Talk About Those Mean Girls!!!!!!!!!!!!!!!!!!!!!!!!!!!!!


                                        My, my, all of a sudden this blog is going into bitch mode.  This is hardly intentional, darlings, but bitchery does figure in Lindsay Lee Johnson's compelling, if flawed first novel,  "The Most Dangerous Place On Earth."

                                         The title is a metaphor for the American suburban high school.  The suburb is Mill Valley, California, and, yes, for those who recall, the famous one-time hit song celebrating it, back in 1970, is mentioned several times.  Though the town now has gone from the quiet, bucolic place the song espoused, to, 47 years later, a place of affluence.

                                          The structure is simple.  It starts out with a Tyler Clementi type tragedy when the characters are in eighth grade, and follows them through high school.  Each is a representative high school stereotype.  The one I related most to was Dave Chu, who is being pushed for Ivy League admissions by his parents, who have no clue their son is not cut out for it.  Now, I did not have his problem; I was more self-aware.  I knew I did not have the science and math chops I needed for this path--eighth grade taught me that!!!!!!!!--so I stayed on the arts and humanities path, where I would excel.  And I never resorted to someone taking my SAT's for me!  If that was happening back in the day, I was clueless!!!!!!!!!!!!!!  At least I knew what I was wired for. (Though I regretted  never mastering the math potential I had, but that was due to bad teaching.)  Dave's problem is, he doesn't, and when he gets to college, he is going to crash and burn!!!!!!!!!!!!!!!!!

                                            And his parents will blame him, not themselves.

                                            But this novel is just about Dave.  Nor is it a diatribe against mean girls; the meanest anyone gets is in the opening, leading up to the tragedy.
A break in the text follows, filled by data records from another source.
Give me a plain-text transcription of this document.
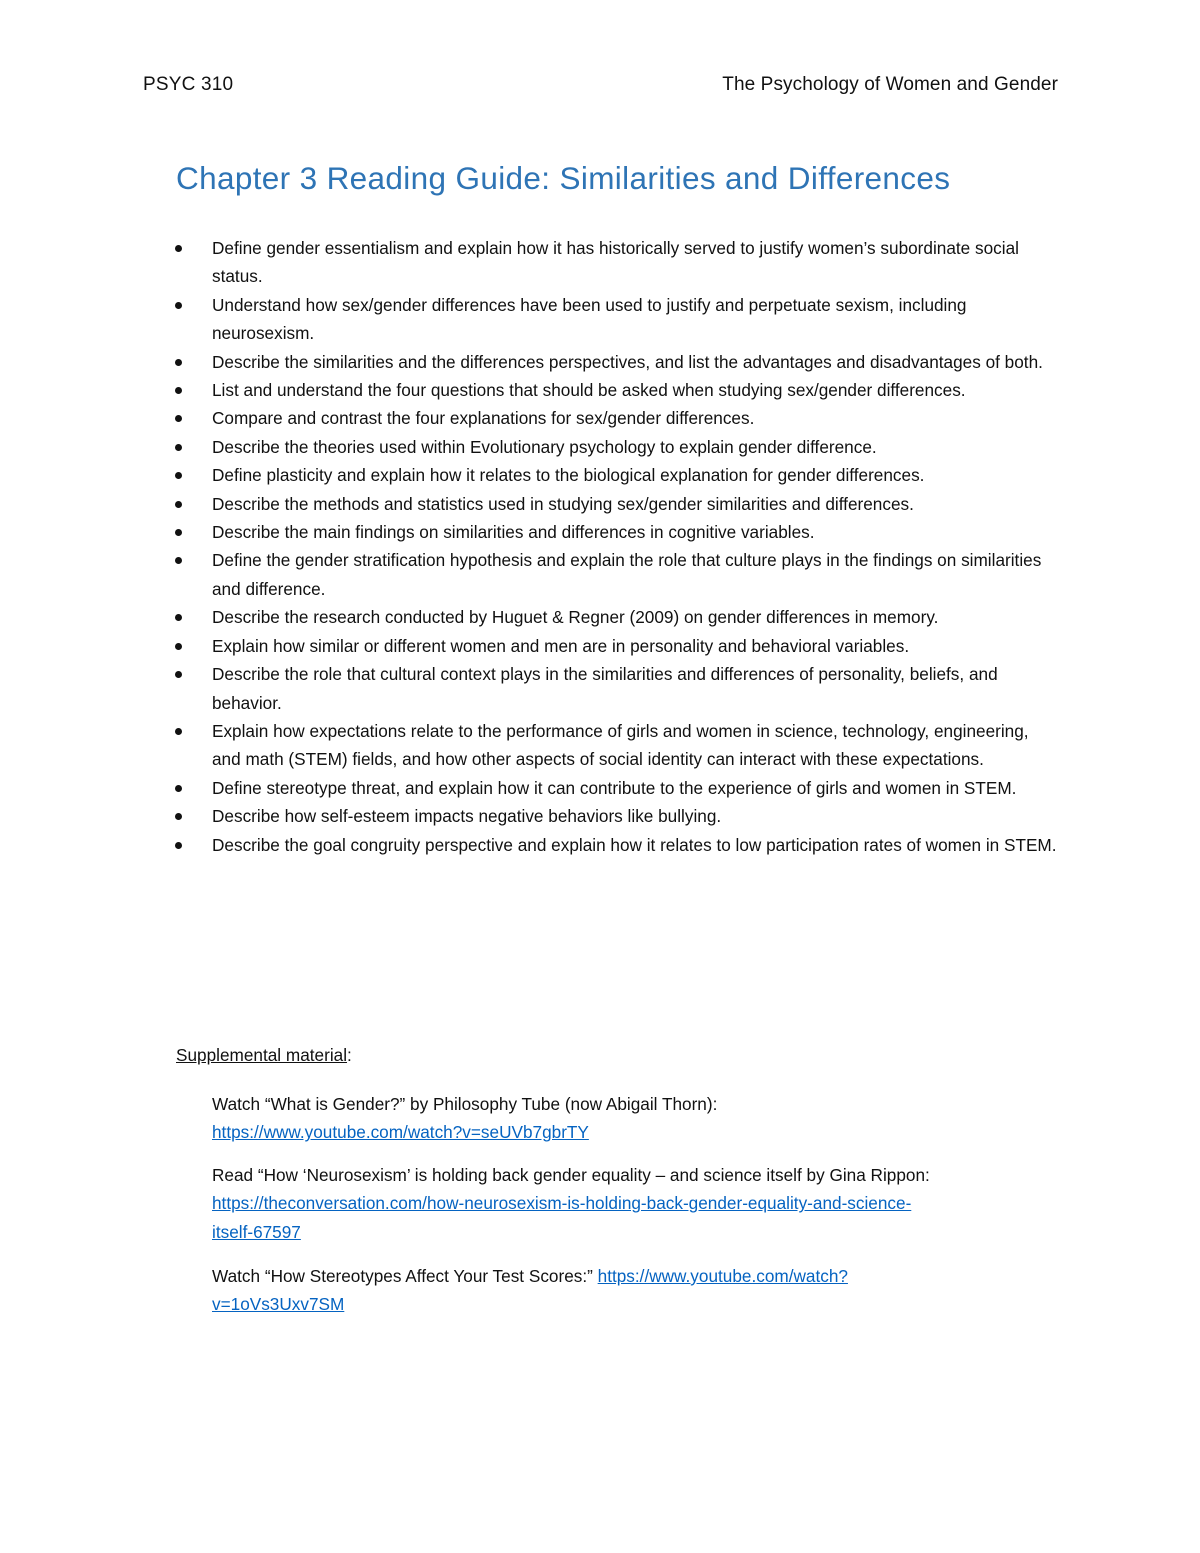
PSYC 310	The Psychology of Women and Gender
Chapter 3 Reading Guide: Similarities and Differences
Define gender essentialism and explain how it has historically served to justify women’s subordinate social status.
Understand how sex/gender differences have been used to justify and perpetuate sexism, including neurosexism.
Describe the similarities and the differences perspectives, and list the advantages and disadvantages of both.
List and understand the four questions that should be asked when studying sex/gender differences.
Compare and contrast the four explanations for sex/gender differences.
Describe the theories used within Evolutionary psychology to explain gender difference.
Define plasticity and explain how it relates to the biological explanation for gender differences.
Describe the methods and statistics used in studying sex/gender similarities and differences.
Describe the main findings on similarities and differences in cognitive variables.
Define the gender stratification hypothesis and explain the role that culture plays in the findings on similarities and difference.
Describe the research conducted by Huguet & Regner (2009) on gender differences in memory.
Explain how similar or different women and men are in personality and behavioral variables.
Describe the role that cultural context plays in the similarities and differences of personality, beliefs, and behavior.
Explain how expectations relate to the performance of girls and women in science, technology, engineering, and math (STEM) fields, and how other aspects of social identity can interact with these expectations.
Define stereotype threat, and explain how it can contribute to the experience of girls and women in STEM.
Describe how self-esteem impacts negative behaviors like bullying.
Describe the goal congruity perspective and explain how it relates to low participation rates of women in STEM.
Supplemental material:
Watch “What is Gender?” by Philosophy Tube (now Abigail Thorn):
https://www.youtube.com/watch?v=seUVb7gbrTY
Read “How ‘Neurosexism’ is holding back gender equality – and science itself by Gina Rippon:
https://theconversation.com/how-neurosexism-is-holding-back-gender-equality-and-science-
itself-67597
Watch “How Stereotypes Affect Your Test Scores:” https://www.youtube.com/watch?
v=1oVs3Uxv7SM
                                             The author gets the stereotypes and social milieu right.  I guess I was looking for a sense of justice, and when the climactic party happened, I thought this is where the kids will get their comeuppance.  Except they don't.  The central flaw of the novel is that it has no distinct point of view.  It just presents these kids as they are, and when the story is finished, who cares?

                                              This is a shame, because the author is on to a lot of things here, which are never developed.  But, then, this is a first novel.

                                                She can only go up, from here!!!!!!!!!!!!!!!!!!!!!